It might be a flawed awards show…but it is oh so much fun!!

“Babel,” “Borat,” “Queen” top Golden Globe nods
LOS ANGELES – A truly international lineup of films and performers highlight Monday’s Golden Globes, where such contenders as “Babel,” “The Queen,” “The Last King of Scotland” and “Borat” square off amid the home stretch to the Academy Awards.
Alejandro Gonzalez Inarritu’s “Babel,” a saga of families on three continents linked by tragic events in the African desert, led with seven nominations, including best drama and supporting-acting honors for Brad Pitt, Adriana Barraza and Rinko Kikuchi.
Martin Scorsese’s mob tale “The Departed” was next with six nominations, including best drama and best actor for Leonardo DiCaprio, who had a second lead-actor nomination for the African adventure “Blood Diamond.”
There was no clear front-runner for the best-drama prize, whose other nominees were the Robert Kennedy tale “Bobby,” the suburban comic drama “Little Children” and the British-royalty story “The Queen.”
The musical “Dreamgirls” looked like a favorite to win the best musical or comedy Globe, though Sacha Baron Cohen’s raucous satire “Borat: Cultural Learnings of America for Make Benefit Glorious Nation of Kazakhstan” also was a strong contender.
The other musical or comedy nominees were the fashion-business comedy “The Devil Wears Prada,” the road-trip romp “Little Miss Sunshine” and the tobacco-industry satire “Thank You for Smoking.”
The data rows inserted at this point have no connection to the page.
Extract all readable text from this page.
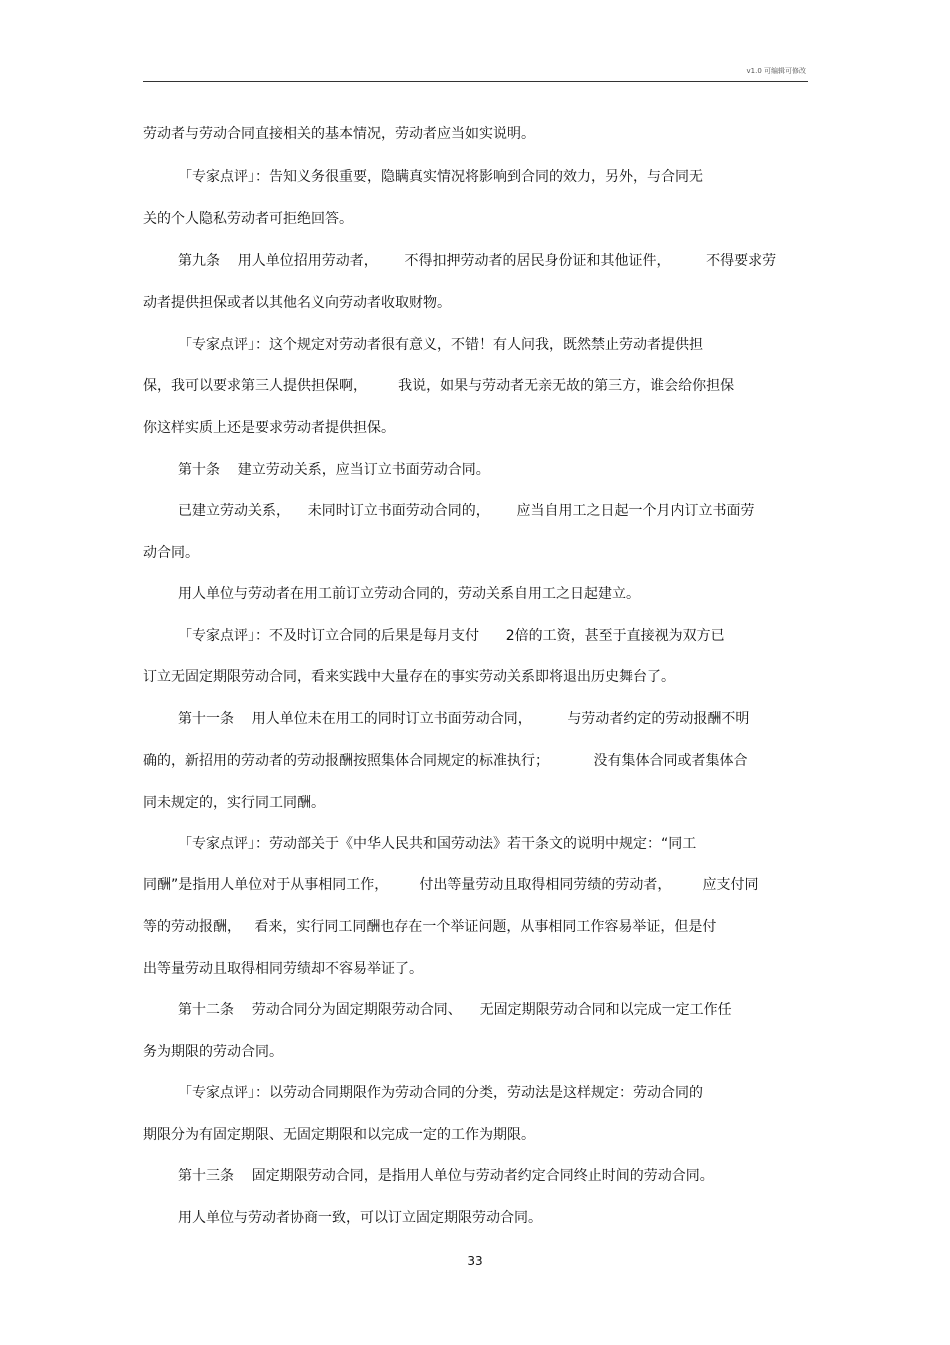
v1.0 可编辑可修改
劳动者与劳动合同直接相关的基本情况，劳动者应当如实说明。
「专家点评」：告知义务很重要，隐瞒真实情况将影响到合同的效力，另外，与合同无
关的个人隐私劳动者可拒绝回答。
第九条    用人单位招用劳动者，      不得扣押劳动者的居民身份证和其他证件，        不得要求劳
动者提供担保或者以其他名义向劳动者收取财物。
「专家点评」：这个规定对劳动者很有意义，不错！有人问我，既然禁止劳动者提供担
保，我可以要求第三人提供担保啊，       我说，如果与劳动者无亲无故的第三方，谁会给你担保
你这样实质上还是要求劳动者提供担保。
第十条    建立劳动关系，应当订立书面劳动合同。
已建立劳动关系，    未同时订立书面劳动合同的，      应当自用工之日起一个月内订立书面劳
动合同。
用人单位与劳动者在用工前订立劳动合同的，劳动关系自用工之日起建立。
「专家点评」：不及时订立合同的后果是每月支付      2倍的工资，甚至于直接视为双方已
订立无固定期限劳动合同，看来实践中大量存在的事实劳动关系即将退出历史舞台了。
第十一条    用人单位未在用工的同时订立书面劳动合同，        与劳动者约定的劳动报酬不明
确的，新招用的劳动者的劳动报酬按照集体合同规定的标准执行；          没有集体合同或者集体合
同未规定的，实行同工同酬。
「专家点评」：劳动部关于《中华人民共和国劳动法》若干条文的说明中规定：“同工
同酬”是指用人单位对于从事相同工作，       付出等量劳动且取得相同劳绩的劳动者，       应支付同
等的劳动报酬，   看来，实行同工同酬也存在一个举证问题，从事相同工作容易举证，但是付
出等量劳动且取得相同劳绩却不容易举证了。
第十二条    劳动合同分为固定期限劳动合同、    无固定期限劳动合同和以完成一定工作任
务为期限的劳动合同。
「专家点评」：以劳动合同期限作为劳动合同的分类，劳动法是这样规定：劳动合同的
期限分为有固定期限、无固定期限和以完成一定的工作为期限。
第十三条    固定期限劳动合同，是指用人单位与劳动者约定合同终止时间的劳动合同。
用人单位与劳动者协商一致，可以订立固定期限劳动合同。
33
Helen Mirren was the obvious favorite for best dramatic actress as Britain’s monarch Elizabeth II in “The Queen.” Forest Whitaker was a safe bet for dramatic actor as Ugandan dictator Idi Amin in “The Last King of Scotland,” though Peter O’Toole had strong prospects as a lecherous old actor in “Venus.”
Warren Beatty was to receive the Globes’ Cecil B. DeMille Award for lifetime achievement.
Hollywood’s second-biggest film honors, the Globes are something of a dress rehearsal for the Oscars, whose nominations come out Jan. 23. The Oscar ceremony is Feb. 25.
While the Oscars are a formal, dignified affair in a theater, the Globes are looser, with stars, filmmakers and studio bosses sharing drinks and dinner at tables in a hotel ballroom.
“You have within a very small circle all the most important people in Hollywood,” said Philip Berk, who heads the Hollywood Foreign Press Association that awards the Globes. “There’s liquor on the table and wine. We serve a fabulous meal. But once the show begins, the actual process of the awards is very serious.”
The roughly 85 members of the foreign press group comprise a small number compared to the 5,800 film professionals eligible to vote for the Oscars.
Yet the group has a strong history of forecasting eventual Academy Awards winners and providing momentum for Globe recipients as Oscar voters begin to cast ballots.
Such Globe best-picture winners as “Shakespeare in Love,” “American Beauty,” “Gladiator” and “Chicago” went on to win the same prize at the Oscars. Globe voters were off target the last two years, anointing 2004’s “The Aviator” as best drama, a prize that went to “Million Dollar Baby” at the Oscars, and 2005’s “Brokeback Mountain,” which lost to “Crash” come Oscar night.
But all four of 2005’s acting recipients at the Oscars ó Philip Seymour Hoffman, Reese Witherspoon, George Clooney and Rachel Weisz ó also won Golden Globes.
Nominations balloting for the Oscars closed Saturday, so the outcome of the Globes cannot affect who gets nominated. But the Globes can influence who wins on Oscar night, serving as a reminder to academy voters of top performances and achievements.